Bank of Canada Deputy Governor Timothy Lane said the value of the Canadian currency against the U.S. dollar would affect the central bank's decision on interest rates on July 20 and beyond, sending the currency to a session low at C$1.0296 to the U.S. dollar, or 97.13 U.S. cents. [ID:nTOR007606] [ID:nN22144820]
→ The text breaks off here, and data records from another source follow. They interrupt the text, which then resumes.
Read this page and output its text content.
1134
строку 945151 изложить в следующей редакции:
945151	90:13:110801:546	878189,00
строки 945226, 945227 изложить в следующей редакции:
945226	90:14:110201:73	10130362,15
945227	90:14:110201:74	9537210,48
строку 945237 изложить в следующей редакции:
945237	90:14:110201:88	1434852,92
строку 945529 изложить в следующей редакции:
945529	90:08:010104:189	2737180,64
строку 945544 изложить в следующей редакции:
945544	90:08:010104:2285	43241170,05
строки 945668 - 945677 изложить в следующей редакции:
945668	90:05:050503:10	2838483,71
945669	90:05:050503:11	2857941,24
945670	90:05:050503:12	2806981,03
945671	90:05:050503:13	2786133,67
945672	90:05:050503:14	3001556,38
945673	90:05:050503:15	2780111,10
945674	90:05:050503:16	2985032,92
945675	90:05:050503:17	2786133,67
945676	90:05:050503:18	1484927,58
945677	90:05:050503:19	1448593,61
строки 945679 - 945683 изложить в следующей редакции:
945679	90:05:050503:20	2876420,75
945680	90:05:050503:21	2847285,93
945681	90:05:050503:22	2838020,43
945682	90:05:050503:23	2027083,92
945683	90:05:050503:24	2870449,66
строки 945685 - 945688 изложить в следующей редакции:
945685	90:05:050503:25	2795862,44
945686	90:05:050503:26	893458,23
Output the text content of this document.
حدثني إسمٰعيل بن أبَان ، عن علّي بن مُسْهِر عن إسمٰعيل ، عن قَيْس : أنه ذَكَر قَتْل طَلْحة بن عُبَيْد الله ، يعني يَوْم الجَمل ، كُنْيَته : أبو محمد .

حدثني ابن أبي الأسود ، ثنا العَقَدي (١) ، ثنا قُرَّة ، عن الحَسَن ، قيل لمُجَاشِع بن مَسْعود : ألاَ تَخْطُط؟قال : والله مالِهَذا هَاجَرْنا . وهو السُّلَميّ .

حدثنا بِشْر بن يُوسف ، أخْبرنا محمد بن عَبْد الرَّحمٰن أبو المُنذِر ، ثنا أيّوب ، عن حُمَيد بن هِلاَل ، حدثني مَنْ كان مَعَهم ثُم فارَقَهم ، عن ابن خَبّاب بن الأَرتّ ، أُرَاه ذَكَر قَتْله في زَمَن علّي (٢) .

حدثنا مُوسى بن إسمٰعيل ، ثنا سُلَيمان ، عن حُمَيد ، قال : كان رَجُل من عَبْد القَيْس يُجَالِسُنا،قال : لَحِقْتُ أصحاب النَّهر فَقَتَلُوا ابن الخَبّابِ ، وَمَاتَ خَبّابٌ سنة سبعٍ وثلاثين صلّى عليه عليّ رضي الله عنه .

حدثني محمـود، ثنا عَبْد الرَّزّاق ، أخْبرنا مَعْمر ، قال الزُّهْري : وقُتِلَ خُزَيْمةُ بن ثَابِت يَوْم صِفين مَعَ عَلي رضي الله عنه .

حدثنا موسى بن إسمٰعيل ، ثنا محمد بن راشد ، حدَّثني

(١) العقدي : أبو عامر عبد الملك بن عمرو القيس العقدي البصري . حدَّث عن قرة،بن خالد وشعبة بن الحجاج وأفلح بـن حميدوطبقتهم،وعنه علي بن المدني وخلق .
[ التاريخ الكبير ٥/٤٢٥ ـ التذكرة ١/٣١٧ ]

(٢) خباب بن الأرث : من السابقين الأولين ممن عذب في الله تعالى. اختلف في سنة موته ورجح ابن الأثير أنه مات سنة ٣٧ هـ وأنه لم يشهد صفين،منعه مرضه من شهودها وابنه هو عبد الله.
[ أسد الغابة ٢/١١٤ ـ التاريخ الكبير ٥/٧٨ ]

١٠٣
His comments, coupled with earlier data that showed domestic inflation was not a threat, put a brake on near-term rate-hike expectations. [ID:nN22110502]
"It's casting a bit of doubt as to what the bank is going to do at the next meeting," said John Curran, senior vice-president at CanadianForex.
"But I still think if we continue to get decent numbers out of Canada they'll hike rates again."
Markets have priced in a nearly 80 percent probability that the Bank of Canada will raise interest rates at its next policy setting announcement in July -- slightly lower than in the previous session. The bank raised its key rate this month by a quarter-point to 0.5 percent. BOCWATCH
The Canadian dollar finished near its session low at C$1.0291 to the U.S. dollar, or 97.17 U.S. cents, down from Monday's close at C$1.0244 to the U.S. dollar, or 97.62 U.S. cents.
The currency's weakness was exacerbated by the rapidly declining price of oil and equity markets, which fell in part because of a surprise drop in U.S. existing home sales in May as well as a ratings downgrade of French bank BNP Paribas. [ID:nN22382886] [MKTS/GLOB]
Canadian government bond prices shot higher on a rethink of the path of interest rates, while riskier assets such as equities were also falling out of favor.
A slower pace of gasoline price increases helped the annual inflation rate ease to 1.4 percent in May from 1.8 percent in April, Statistics Canada said.
The core rate of inflation, which excludes volatile items like gasoline and is the Bank of Canada's most trusted gauge of underlying price trends, came in at 1.8 percent versus 1.9 percent in the previous month. This was just above the 1.7 percent forecast for May.
"There probably is a little bit of inflation calm that is contributing to this, but the real story is one in which global bonds are rallying quite aggressively," said Eric Lascelles, chief Canada macro strategist at TD Securities.
"You could make the case that the risk-off trade is starting to dominate again and that's helping this bond rally quite nicely."
Domestic bonds tracked U.S. Treasuries, which rose in price as weak housing data and shaky stocks underscored the fragile state of the economic recovery. [US/]
The two-year government bond CA2YT=RR jumped 10 Canadian cents to yield 1.689 percent, while the 10-year bond CA10YT=RR rose 63 Canadian cents to yield 3.253 percent.
Canadian bonds were mixed against U.S. Treasury issues, with short-term bonds outperforming and long-dated issues underperforming. The Canadian 10-year bond yield was 9.4 basis points above its U.S. counterpart, compared with 8 basis points on Monday.